The live show is also tied to the themes of the album, which include her adopting a daughter and losing her father, after the three were locked down together. “I can now say that the record doesn’t carry much of that experience, but the show really did. After the first few shows I would watch the wall drop between me and my ‘holding it together-ness.’ I’d never played a persona onstage but there’s a certain line you don’t cross, and I crossed it. It felt like those nightmares you have about going to school naked. And it felt very much like I was giving my grief a job.”

Though often quiet and subtle, the “Multitudes” album abounds with melodic twists and sonic surprises. Her concept for the album was somewhat abstract. “I was looking for a kind of emotional echo location — something without a lot of distraction or distortion, or any reverb to make it prettier. I knew that I didn’t want drums on most of the songs because I wanted the rhythm to be indicated in the way I sing. I wanted it to sound like a person being stripped of their masks — after that, what’s left? When a person has been bawling and their face is truly bare, there’s no more guile there.”

It was also crucial, she said, that a track called ‘Song for Sad Friends’ ended the album. “We needed to end in a stronger place, a declaration of owning your own place and own story. And friendships are supposed to be containers to actualize that.”

Feist had her brush with pop stardom in 2007, when “1234” because a top 40 single (to date her only one) after figuring in an IPod ad.
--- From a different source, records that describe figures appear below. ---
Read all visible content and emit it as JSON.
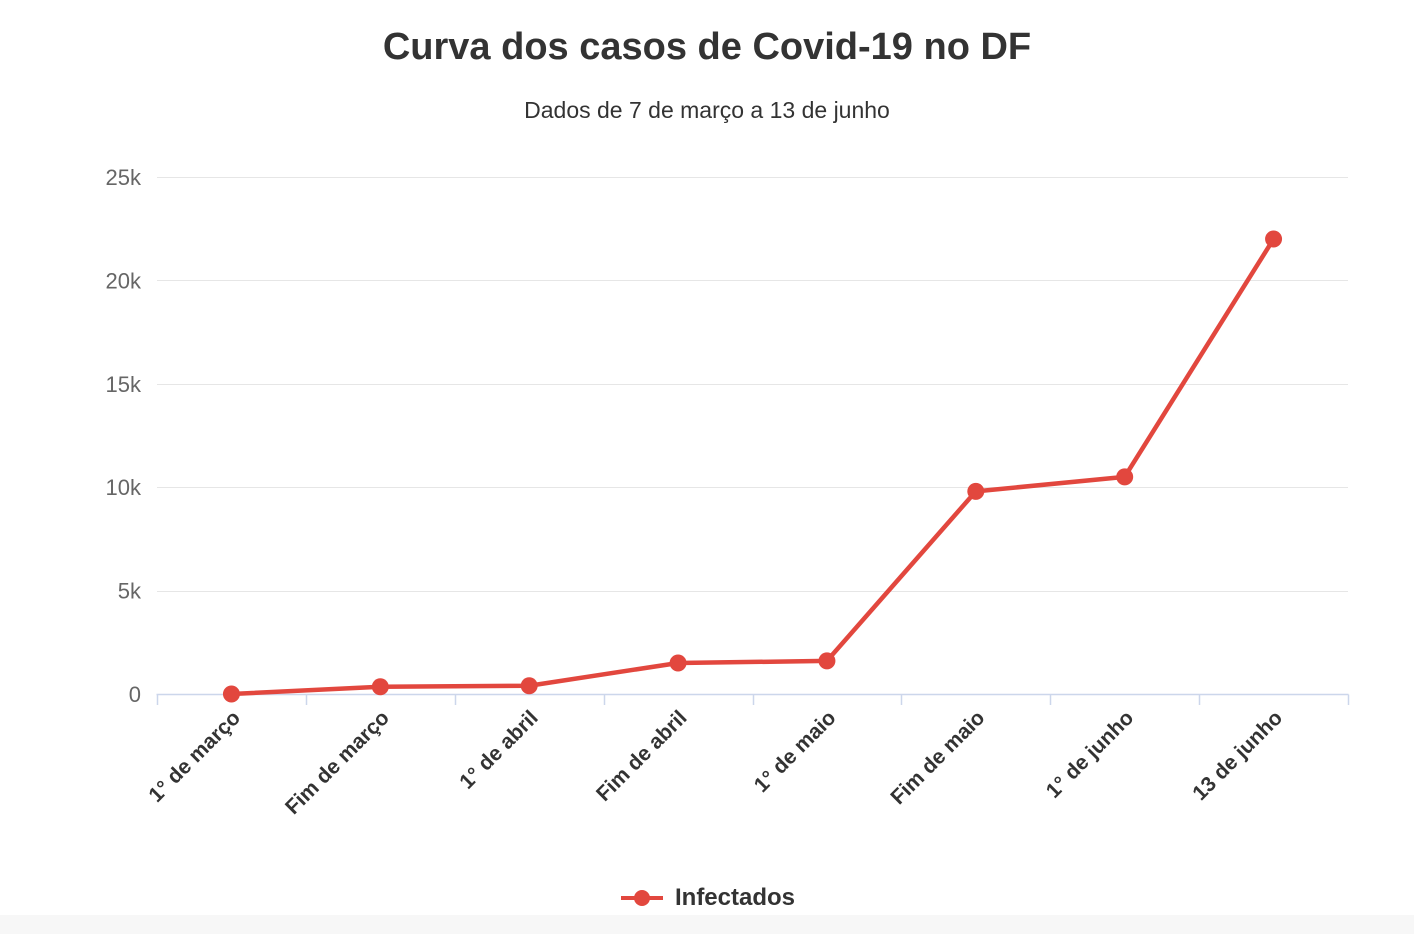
{
  "chart_data": {
    "type": "line",
    "title": "Curva dos casos de Covid-19 no DF",
    "subtitle": "Dados de 7 de março a 13 de junho",
    "categories": [
      "1° de março",
      "Fim de março",
      "1° de abril",
      "Fim de abril",
      "1° de maio",
      "Fim de maio",
      "1° de junho",
      "13 de junho"
    ],
    "series": [
      {
        "name": "Infectados",
        "color": "#e2473e",
        "values": [
          0,
          350,
          400,
          1500,
          1600,
          9800,
          10500,
          22000
        ]
      }
    ],
    "xlabel": "",
    "ylabel": "",
    "ylim": [
      0,
      25000
    ],
    "yticks": [
      {
        "value": 0,
        "label": "0"
      },
      {
        "value": 5000,
        "label": "5k"
      },
      {
        "value": 10000,
        "label": "10k"
      },
      {
        "value": 15000,
        "label": "15k"
      },
      {
        "value": 20000,
        "label": "20k"
      },
      {
        "value": 25000,
        "label": "25k"
      }
    ],
    "grid": true,
    "legend_position": "bottom-center"
  },
  "colors": {
    "series_red": "#e2473e",
    "gridline": "#e6e6e6",
    "axis_line": "#ccd6eb",
    "text_dark": "#333333",
    "text_muted": "#666666",
    "footer_strip": "#f7f7f7",
    "background": "#ffffff"
  }
}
It’s not an experience she’s anxious to repeat.

“It’s all so long ago now, and all I can remember is how strange it was. I had made a record and it wasn’t like I could identify one song that had more than any of the others– and if I had, it wouldn’t have been that one. So I had to adjust to that happening, rather than feeling like I had a master plan and landed there. So I couldn’t recreate a moment like that — Not that I’d want to, because it wasn’t the most pleasant time. I was just trying to keep the wheels on the road as the car started going 700 times faster. So I lived through that without being blown to bits.”